This page contains a list of body modifications.

Explicit ornaments 

 Body piercing – permanent placement of jewelry through an artificial fistula; sometimes further modified by stretching
 Ear piercing – the most common type of body modification
 Pearling – also known as genital beading
 Neck ring – multiple neck rings or spiral are worn to give the effect of stretching the neck (in reality lowering the collarbones)
 Tattooing – injection of a pigment under the skin
 Teeth blackening
 Eye tattooing – injection of a pigment into the sclera
 Extraocular implant (eyeball jewelry) – the implantation of jewelry in the outer layer of the eye
 Surface piercing – a piercing where the entrance and exit holes are pierced through the same flat area of skin
 Microdermal implants
 Transdermal implant – implantation of an object below the dermis, but which exits the skin at one or more points

Subdermal implants 

 Subdermal implants – implantation of an object that resides entirely below the dermis, including horn implants

Removal or split 

 Hair cutting
 Hair removal
 Genital modification and mutilation:
 Female genital mutilation
 Clitoral hood reduction – removal of the clitoral hood
 Clitoridectomy – removal of the clitoris
 Infibulation – removal of the external genitalia (and suturing of the vulva)
 Labiaplasty – alteration (removal, reduction, enhancement, or creation) of the labia
 Circumcision – the partial or full removal of the foreskin, sometimes also the frenulum
 Foreskin restoration – techniques for attempting the restoration of the foreskin
 Emasculation – complete removal of the male genitalia (orchiectomy plus penectomy)
 Genital frenectomy
 Meatotomy – splitting of the underside of the glans penis
 Orchiectomy – removal of the testicles
 Penectomy – removal of the penis
 Subincision – splitting of the underside of the penis, also called urethrotomy
 Nipple removal
 Nipple splitting
 Nullification – the voluntary removal of body parts. Body parts that are commonly removed by those practicing body nullification include the penis, testicles, clitoris, labia and nipples. Sometimes people who desire a nullification may be diagnosed with gender dysphoria, body integrity identity disorder or apotemnophilia.
 Lingual frenectomy - this is to expand the external physical protrusion of the tongue.
 Tongue splitting – bisection of the tongue similar to a snake

Applying long-term force 
Some body modifications are the end result of long-term activities or practices involved in applying force, such as constriction, to a part of the body.

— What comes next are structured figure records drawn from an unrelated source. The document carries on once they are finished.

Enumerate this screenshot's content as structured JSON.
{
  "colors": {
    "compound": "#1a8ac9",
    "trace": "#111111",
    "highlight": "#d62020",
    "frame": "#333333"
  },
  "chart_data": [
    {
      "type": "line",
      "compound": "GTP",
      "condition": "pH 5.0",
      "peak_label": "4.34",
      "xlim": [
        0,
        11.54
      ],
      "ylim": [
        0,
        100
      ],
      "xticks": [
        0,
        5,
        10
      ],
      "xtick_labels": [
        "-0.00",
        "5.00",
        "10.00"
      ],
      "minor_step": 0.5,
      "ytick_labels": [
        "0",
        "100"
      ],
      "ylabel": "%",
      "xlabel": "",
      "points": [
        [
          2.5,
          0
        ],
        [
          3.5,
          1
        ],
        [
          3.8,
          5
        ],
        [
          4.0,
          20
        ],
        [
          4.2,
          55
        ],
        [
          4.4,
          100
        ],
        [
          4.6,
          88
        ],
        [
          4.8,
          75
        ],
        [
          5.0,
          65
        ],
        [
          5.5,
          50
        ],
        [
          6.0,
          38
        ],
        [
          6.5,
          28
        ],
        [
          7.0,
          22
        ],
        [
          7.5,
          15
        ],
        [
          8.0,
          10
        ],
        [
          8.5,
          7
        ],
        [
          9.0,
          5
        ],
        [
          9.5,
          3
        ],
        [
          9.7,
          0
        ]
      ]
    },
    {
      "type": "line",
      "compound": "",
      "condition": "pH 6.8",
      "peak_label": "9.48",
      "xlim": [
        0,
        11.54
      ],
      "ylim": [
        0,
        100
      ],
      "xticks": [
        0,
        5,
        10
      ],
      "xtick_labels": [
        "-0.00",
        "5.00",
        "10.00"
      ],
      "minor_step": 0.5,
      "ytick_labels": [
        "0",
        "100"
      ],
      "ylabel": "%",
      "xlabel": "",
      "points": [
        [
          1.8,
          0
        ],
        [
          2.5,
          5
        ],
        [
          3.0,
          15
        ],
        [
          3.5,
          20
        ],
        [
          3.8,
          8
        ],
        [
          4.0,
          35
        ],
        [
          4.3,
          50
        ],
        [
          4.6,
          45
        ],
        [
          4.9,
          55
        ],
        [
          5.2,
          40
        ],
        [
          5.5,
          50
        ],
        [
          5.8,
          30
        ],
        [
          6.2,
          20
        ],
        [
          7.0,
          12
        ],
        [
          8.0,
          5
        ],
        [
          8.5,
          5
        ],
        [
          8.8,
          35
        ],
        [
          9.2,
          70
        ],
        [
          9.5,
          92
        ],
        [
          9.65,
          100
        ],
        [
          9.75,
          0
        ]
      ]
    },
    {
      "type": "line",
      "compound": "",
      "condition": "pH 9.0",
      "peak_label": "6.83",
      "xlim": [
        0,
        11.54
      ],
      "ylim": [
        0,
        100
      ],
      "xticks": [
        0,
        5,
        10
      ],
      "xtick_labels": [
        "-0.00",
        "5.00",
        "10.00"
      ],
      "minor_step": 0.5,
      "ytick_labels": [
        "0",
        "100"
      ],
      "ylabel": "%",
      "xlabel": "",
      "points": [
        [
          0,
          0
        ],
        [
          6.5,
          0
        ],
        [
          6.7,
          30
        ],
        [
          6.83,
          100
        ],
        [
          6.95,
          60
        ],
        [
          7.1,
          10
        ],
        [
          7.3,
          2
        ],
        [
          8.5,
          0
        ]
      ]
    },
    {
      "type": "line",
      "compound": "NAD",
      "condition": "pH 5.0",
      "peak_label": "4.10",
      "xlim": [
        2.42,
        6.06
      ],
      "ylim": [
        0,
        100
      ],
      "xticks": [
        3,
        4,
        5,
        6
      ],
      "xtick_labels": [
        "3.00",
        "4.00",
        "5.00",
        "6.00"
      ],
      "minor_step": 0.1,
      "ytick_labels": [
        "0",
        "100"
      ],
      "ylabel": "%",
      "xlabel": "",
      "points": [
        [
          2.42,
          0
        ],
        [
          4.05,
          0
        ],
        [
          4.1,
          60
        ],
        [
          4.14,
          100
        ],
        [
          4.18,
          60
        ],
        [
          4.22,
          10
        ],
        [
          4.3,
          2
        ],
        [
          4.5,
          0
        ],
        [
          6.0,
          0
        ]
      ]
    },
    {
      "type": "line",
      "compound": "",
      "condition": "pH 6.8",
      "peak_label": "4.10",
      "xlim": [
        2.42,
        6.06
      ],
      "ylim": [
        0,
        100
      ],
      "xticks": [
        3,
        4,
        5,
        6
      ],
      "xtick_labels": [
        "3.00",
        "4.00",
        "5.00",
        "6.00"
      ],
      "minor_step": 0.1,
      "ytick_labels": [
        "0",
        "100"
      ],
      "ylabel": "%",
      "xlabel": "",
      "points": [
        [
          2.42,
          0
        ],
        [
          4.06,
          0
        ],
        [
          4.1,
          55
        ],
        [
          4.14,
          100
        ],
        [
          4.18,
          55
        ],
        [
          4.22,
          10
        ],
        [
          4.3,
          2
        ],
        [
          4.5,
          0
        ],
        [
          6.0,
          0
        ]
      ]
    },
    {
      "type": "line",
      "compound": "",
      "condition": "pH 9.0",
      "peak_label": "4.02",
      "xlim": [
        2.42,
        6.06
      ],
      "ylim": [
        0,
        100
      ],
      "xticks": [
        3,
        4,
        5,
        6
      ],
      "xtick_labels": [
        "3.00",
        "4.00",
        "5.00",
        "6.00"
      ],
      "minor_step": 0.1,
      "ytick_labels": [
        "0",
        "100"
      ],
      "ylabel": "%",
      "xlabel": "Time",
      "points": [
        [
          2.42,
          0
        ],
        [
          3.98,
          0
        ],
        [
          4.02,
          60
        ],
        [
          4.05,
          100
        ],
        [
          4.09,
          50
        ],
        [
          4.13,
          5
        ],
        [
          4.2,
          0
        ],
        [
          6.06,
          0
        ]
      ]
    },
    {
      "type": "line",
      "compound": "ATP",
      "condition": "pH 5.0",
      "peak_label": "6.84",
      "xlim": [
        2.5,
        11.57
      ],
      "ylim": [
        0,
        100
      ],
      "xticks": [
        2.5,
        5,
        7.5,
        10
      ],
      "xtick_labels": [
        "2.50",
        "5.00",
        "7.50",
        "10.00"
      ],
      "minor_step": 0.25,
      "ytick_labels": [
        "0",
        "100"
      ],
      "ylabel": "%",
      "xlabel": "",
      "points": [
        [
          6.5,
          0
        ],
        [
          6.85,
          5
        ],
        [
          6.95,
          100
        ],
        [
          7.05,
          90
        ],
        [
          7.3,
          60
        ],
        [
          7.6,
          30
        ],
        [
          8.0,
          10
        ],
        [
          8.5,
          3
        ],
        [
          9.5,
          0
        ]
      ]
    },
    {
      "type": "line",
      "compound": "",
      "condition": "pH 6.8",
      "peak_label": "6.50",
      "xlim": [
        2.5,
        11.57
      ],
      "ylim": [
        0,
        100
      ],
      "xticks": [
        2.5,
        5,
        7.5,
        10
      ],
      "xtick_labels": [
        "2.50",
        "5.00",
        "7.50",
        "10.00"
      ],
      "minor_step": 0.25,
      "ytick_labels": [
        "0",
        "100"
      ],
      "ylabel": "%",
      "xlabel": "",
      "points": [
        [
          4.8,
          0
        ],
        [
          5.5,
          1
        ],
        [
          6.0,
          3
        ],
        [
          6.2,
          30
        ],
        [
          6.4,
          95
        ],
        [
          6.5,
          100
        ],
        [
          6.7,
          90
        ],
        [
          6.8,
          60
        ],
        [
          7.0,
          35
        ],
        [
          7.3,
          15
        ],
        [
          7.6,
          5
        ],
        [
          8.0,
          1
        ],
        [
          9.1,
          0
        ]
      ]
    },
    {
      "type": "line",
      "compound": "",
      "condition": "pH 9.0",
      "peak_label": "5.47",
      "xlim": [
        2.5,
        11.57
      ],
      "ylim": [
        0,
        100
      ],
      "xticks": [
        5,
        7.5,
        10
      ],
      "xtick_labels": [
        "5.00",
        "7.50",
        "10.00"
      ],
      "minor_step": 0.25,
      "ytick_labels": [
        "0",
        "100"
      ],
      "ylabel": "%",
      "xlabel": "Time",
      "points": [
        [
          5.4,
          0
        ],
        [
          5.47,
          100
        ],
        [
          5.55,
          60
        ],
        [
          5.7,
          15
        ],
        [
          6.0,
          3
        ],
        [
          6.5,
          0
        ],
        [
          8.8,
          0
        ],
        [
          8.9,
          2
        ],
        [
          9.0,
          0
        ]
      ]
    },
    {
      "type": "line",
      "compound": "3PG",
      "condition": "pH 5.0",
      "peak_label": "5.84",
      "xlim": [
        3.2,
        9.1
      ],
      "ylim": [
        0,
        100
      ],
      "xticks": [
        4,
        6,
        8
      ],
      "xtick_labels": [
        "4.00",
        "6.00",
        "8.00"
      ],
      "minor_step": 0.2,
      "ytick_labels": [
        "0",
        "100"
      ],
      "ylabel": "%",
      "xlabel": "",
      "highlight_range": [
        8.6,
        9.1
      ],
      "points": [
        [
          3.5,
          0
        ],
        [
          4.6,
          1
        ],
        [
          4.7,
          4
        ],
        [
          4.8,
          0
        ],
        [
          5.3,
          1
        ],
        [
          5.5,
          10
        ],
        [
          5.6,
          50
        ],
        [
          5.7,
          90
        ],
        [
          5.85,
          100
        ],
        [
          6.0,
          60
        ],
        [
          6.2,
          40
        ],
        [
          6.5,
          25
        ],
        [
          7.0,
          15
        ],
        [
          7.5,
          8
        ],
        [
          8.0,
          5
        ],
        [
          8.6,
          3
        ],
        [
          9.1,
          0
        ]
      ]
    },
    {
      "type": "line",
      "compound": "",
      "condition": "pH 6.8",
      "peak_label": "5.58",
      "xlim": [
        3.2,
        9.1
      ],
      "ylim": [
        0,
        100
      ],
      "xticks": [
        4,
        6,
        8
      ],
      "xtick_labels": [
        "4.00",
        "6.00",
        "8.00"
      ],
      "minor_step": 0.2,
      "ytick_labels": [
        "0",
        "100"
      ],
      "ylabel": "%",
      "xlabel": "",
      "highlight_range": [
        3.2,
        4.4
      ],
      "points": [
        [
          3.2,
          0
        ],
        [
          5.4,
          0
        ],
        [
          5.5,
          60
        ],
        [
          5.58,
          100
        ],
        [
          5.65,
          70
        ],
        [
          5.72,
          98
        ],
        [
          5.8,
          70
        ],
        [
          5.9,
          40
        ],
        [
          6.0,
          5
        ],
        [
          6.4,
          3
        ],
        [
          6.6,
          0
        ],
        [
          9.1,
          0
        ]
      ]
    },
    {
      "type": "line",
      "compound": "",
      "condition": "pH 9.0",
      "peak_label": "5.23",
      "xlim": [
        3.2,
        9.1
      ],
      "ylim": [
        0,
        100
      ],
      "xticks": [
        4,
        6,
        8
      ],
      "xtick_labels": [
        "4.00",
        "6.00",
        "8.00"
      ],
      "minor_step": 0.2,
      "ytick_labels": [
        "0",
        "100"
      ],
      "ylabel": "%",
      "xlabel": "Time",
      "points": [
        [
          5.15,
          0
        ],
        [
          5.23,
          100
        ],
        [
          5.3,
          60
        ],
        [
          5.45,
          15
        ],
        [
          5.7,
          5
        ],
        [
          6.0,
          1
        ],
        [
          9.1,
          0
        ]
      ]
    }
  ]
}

 Tightlacing – binding of the waist and shaping of the torso
 Cranial binding – modification of the shape of infants' heads, now extremely rare
 Breast ironing – Pressing (sometimes with a heated object) the breasts of a pubescent female to prevent their growth.
 Foot binding – compression of the feet of girls to modify them for aesthetic reasons
 Breast implants
 Jelqing – penis enlargement with physical exercises by using a milking motion, to enhance girth mainly over a period of two to three months; no weights or spacing devices are used
 Non-surgical elongation of organs by prolonged stretching using weights or spacing devices. Some cultural traditions prescribe for or encourage members of one sex (or both) to have one organ stretched till permanent re-dimensioning has occurred, such as:
 The 'giraffe-like' stretched necks (sometimes also other organs) of women among the Burmese Kayan tribe, the result of wearing brass coils around them. This compresses the collarbone and upper ribs but is not medically dangerous. It is a myth that removing the rings will cause the neck to 'flop'; Padaung women remove them regularly for cleaning etc.
 Stretched lip piercings – achieved by inserting ever larger plates, such as those made of clay used by some Amazonian tribes.
 Labia stretching or pulling to enhance sexual pleasure by stimulation, particularly reaching an orgasm that squirts, multiple orgasms that flow together frequently upon climax.
 Foreskin restoration or stretching to increase its physical size, desensitize the foreskin, move the foreskin further down the head for enhanced sensitivity and improve its appearance.

Others 

 Human branding – controlled burning or cauterizing of tissue to encourage intentional scarring
 Ear shaping (which includes cropping, ear pointing or "elfing")
 Scarification – cutting or removal of dermis with the intent to encourage intentional scarring or keloiding
 Human tooth sharpening – generally used to have the appearance of some sort of animal.
  – the deliberate misaligning or capping of teeth to give a crooked appearance. Popular in Japan.
 Tooth ablation or tooth-knocking – the act of deliberately knocking one's teeth out, often as a rite of passage or to satisfy an aesthetic ideal. Commonly practiced among Australian Aboriginals and Native Hawaiians prior to the 20th century, and observed in archaeological complexes around the world.